Number Three – missing
Location: Kunsthal Museum, Rotterdam Netherlands
Stolen: 16 October 2012
Artworks:
‘Harlequin Head’ by Pablo Picasso
‘Reading Girl in White and Yellow’ by Henri Matisse
‘Waterloo Bridge, London’ by Claude Monet
‘Charing Cross Bridge, London’ by Claude Monet
‘Girl in Front of Open Window’ by Paul Gauguin
‘Self Portrait’ by Meyer de Haan
‘Woman with Eyes Closed’ by Lucian Freud
Value today: estimated at $163,000,000 AUD
The Kunsthal Museum is set up as an exhibition space. It does not have artworks of its own, but instead holds regular themed exhibitions using paintings from other collections. Security experts have commented that the museum is a beautiful building, but is very hard to protect due to its open design and large windows. Artworks on the walls can easily be seen from outside the rear of the building.
Just after 3 am alarms went off in the museum. Guards quickly found that seven works were missing. The thieves had broken in through an emergency exit, snatched the paintings from the walls and bolted within two minutes, all before the police arrived. The state-of-the-art security had not been able to thwart the speed of the thieves.

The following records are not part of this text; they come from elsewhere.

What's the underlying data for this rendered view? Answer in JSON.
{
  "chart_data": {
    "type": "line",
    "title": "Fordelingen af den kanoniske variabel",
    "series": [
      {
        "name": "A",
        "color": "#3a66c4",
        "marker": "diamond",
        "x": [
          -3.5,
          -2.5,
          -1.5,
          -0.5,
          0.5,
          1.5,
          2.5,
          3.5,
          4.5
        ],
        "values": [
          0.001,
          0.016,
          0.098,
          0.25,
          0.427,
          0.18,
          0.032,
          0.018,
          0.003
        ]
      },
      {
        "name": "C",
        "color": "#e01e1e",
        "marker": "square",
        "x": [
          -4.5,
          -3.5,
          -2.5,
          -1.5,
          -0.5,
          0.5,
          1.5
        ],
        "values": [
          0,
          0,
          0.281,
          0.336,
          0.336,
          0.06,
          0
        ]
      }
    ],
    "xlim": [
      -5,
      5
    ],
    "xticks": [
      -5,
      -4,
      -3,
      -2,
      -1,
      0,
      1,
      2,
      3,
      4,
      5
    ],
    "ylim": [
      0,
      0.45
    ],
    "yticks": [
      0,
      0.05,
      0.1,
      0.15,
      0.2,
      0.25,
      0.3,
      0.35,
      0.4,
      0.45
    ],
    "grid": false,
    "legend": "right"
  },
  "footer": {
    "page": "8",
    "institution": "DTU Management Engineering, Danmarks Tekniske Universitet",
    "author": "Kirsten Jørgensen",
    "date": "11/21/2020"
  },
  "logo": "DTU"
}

Months later in January 2013, three Romanians were arrested and charged with the theft. Radu Dogaru, one of the accused is alleged to have given the artworks to his mother to hide.
The mother, Olga Dogaru, initially claimed she had burned the artworks. She had said she buried the art at a vacant house, then at a cemetery in a Romanian town, but had dug them up and burned them when she heard that police were searching the village. Later she retracted her confession, but forensic scientists found fragments of nails and paint in the oven at her house that were consistent with some of the paintings. It appears that at least some of the paintings have been destroyed.
The theft is another example of thieves having difficulty profiting from their heist. They have been clever enough to take the artworks, but have not considered how they would get rid of them in the aftermath. Well known artworks generally have no illegitimate market. This is one of the reasons why masterpieces are often not insured. Instead, museums rely on state-of-the-art security and their high profiles to protect them.
Mariette Maaskant, a spokesperson for the Kunsthal Museum commented that if Ms Dogaru’s initial claim is true, it ‘..underscores the pointlessness of the theft. If this terrible news is true, then the last trace of hope that the artworks would return is definitively gone.’